Sally Tolub Riba grew up in Sosnowiec, Poland. During the war she worked sewing uniforms for the German army. From the Srodula Ghetto she was sent to Trautenau labor camp where she did slave labor until liberation by the Russians.

Manny and Sally met and married in Poland in 1945. They emigrated to the United States where they raised their daughter and two sons.

Click here to view Manny Riba's memoir.



ISRAEL JOE SACHS

In 1942 sixteen-year-old Joe was arrested in the Sosnowiece Ghetto and spent the next two years digging trenches, laying sewer pipes, and hauling cement in Nazi labor camps. He would then endure three death marches, transport by cattle car, and imprisonment in Gross-Rosen and Goerlitz concentration camps before being liberated by the Americans.

In a DP camp after liberation, Joe married Maniusa Mell, a survivor of Auschwitz, Ravensbruck, and Bergen Belsen. In 1949 they emigrated to the United States where they raised their son and daughter.

Click here to view Israel Joe Sachs' memoir.






SALOMON WAINBERG

Escaping from the Zelechow Ghetto in 1942, Salomon’s family would spend the next two years hiding in a farmhouse cellar. Twenty-four people would live in the dark, damp, eleven by eighteen foot cellar for two years until one day the trap door opened and Polish bandits began shooting. Salomon’s sister was shot.

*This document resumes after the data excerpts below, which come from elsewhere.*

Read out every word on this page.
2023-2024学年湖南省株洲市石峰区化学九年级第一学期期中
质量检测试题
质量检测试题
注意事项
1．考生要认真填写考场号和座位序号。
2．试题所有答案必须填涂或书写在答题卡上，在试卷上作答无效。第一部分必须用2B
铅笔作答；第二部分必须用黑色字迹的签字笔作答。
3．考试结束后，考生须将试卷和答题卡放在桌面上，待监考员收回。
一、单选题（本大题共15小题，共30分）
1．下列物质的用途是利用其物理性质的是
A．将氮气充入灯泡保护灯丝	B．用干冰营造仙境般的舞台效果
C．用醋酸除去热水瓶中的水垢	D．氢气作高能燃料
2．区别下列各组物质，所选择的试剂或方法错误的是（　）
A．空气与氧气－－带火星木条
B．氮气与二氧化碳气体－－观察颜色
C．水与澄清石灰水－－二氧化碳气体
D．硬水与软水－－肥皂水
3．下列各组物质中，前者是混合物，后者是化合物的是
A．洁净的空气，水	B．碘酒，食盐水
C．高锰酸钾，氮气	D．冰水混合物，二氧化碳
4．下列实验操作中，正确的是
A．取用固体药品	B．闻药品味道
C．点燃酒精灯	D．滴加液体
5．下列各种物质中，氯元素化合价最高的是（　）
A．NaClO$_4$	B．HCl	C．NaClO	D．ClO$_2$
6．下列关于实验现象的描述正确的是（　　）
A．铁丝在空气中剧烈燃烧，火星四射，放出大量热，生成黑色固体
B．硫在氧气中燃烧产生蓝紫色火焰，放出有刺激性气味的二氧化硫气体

When Salomon’s father begged the Poles to allow him to bury his daughter, the family escaped and hid in the fields for six weeks until liberation by the Russians. Solomon was eight years old. In 1947 the family emigrated to Costa Rica. Salomon completed his education at the University of Miami where he met his wife. Together they raised their son and daughter.


Click here to view Salomon Wainberg's memoir.



YITZHAK WAKSAL

Yitzhak watched as the Nazis burned down his synagogue and torched its fifteen Torah scrolls in September 1939. His family would spend the next year in the Jedlinsk Ghetto before being sent to forced labor camps. At one camp, while kneeling by a mass grave waiting to be shot, Yitzhak escaped and ran into the forest. He survived the war hiding in the forest for eight months.

After liberation Yitzhak married and he and his wife spent five years in a DP camp in Germany before emigrating to the United States where they raised their three children.